| HN Mirror

Y	Hacker News new \| ask \| show \| jobs

by vbychkovsky 2910 days ago

We had two big challenges: (1) getting people to clearly specify the feedback mechanism, (2) figuring out what features to use.

(Isn’t all ML about good labels and features? :-) )

Structured ML systems require you to provide (ideally) unambiguous examples of expected behavior. In case of Spiral (or any other online learning) such examples need to be generated automatically. In our experience this part took a good amount of effort: distributed systems issues (aka race conditions and transient bugs in remote systems) made automatic generation of “clean” examples difficult. Once the bulk of these problems were addressed the system began to operate very smoothly. Specifically, it adapted to changing conditions very well.
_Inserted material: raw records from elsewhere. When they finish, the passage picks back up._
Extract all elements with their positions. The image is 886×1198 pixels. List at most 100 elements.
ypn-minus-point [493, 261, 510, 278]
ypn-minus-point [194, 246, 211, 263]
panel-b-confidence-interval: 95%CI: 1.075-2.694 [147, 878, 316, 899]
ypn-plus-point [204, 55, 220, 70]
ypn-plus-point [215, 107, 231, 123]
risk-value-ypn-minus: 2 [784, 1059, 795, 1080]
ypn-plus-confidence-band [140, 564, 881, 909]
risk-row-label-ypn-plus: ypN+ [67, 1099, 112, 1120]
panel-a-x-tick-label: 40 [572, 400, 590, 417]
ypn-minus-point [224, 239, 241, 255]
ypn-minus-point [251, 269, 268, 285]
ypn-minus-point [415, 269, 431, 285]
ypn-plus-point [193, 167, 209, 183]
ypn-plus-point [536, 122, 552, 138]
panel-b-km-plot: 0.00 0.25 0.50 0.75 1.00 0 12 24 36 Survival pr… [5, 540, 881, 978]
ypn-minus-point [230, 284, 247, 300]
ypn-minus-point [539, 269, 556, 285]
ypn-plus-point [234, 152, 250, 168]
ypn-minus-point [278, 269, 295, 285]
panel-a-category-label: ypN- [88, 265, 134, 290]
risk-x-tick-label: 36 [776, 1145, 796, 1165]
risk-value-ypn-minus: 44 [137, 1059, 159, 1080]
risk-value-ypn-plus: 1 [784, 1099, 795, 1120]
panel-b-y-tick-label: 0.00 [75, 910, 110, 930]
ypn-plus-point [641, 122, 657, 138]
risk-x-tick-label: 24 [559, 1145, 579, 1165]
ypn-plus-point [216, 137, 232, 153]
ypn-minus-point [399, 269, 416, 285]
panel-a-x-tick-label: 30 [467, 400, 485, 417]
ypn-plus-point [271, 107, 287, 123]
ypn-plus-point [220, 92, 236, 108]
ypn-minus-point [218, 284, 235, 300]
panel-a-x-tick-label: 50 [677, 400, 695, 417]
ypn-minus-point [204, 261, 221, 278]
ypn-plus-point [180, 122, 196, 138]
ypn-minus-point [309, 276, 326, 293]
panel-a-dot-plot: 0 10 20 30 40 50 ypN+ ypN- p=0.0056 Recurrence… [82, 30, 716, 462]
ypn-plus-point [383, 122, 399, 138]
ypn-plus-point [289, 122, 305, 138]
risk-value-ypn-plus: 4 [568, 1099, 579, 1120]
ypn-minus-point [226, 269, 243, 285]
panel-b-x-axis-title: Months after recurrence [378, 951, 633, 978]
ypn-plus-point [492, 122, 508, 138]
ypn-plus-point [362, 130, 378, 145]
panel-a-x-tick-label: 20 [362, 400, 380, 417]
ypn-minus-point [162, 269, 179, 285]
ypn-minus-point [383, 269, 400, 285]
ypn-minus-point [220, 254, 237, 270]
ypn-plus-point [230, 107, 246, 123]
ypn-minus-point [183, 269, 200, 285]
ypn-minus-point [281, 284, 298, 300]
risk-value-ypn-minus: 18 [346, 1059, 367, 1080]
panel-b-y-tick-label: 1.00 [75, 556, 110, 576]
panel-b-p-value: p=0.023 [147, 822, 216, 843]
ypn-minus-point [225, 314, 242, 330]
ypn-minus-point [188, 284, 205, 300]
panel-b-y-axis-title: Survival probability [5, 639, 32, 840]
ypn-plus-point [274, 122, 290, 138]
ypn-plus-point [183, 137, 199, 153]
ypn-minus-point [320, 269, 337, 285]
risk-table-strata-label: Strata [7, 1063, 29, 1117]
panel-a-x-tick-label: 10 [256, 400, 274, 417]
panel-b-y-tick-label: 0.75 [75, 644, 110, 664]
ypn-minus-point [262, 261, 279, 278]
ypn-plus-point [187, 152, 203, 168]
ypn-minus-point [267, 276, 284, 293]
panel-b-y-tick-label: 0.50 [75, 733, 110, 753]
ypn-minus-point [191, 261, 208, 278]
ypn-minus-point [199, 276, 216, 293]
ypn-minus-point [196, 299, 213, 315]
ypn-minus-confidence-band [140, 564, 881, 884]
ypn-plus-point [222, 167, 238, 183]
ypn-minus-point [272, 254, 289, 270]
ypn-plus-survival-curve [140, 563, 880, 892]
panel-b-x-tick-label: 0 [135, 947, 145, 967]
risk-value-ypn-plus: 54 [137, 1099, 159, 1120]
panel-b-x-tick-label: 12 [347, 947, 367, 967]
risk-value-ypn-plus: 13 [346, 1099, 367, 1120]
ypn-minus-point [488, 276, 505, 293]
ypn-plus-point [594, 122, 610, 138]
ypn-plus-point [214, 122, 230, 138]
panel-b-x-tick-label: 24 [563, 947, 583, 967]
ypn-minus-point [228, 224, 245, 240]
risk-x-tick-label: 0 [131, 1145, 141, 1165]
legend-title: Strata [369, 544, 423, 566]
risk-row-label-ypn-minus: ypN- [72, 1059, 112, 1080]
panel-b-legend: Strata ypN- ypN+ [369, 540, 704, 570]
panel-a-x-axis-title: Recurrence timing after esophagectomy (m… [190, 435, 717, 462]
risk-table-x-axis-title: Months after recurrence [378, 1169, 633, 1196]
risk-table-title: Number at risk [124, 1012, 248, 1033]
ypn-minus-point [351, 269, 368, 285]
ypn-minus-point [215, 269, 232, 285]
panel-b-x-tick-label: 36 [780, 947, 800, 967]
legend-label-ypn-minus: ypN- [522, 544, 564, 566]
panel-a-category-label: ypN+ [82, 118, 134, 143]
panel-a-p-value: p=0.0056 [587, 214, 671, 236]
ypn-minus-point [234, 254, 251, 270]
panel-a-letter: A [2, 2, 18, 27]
Spiral is designed to be a drop-in replacement for hand-coded heuristics. In other words, if you had a somewhat working tree if-else statements that specified your image caching policy (if size<100k and type==jpeg..), you should already have an idea for what features to use. There is a bit of work involved in translating these features into the form suitable for classifiers in Spiral. For example, if a classifier is using binary features, the file size feature would need to be quantized (123kb -> “100-200kb bucket”). While this type of work requires forethought and effort, runtime cost of running this classifier is very low.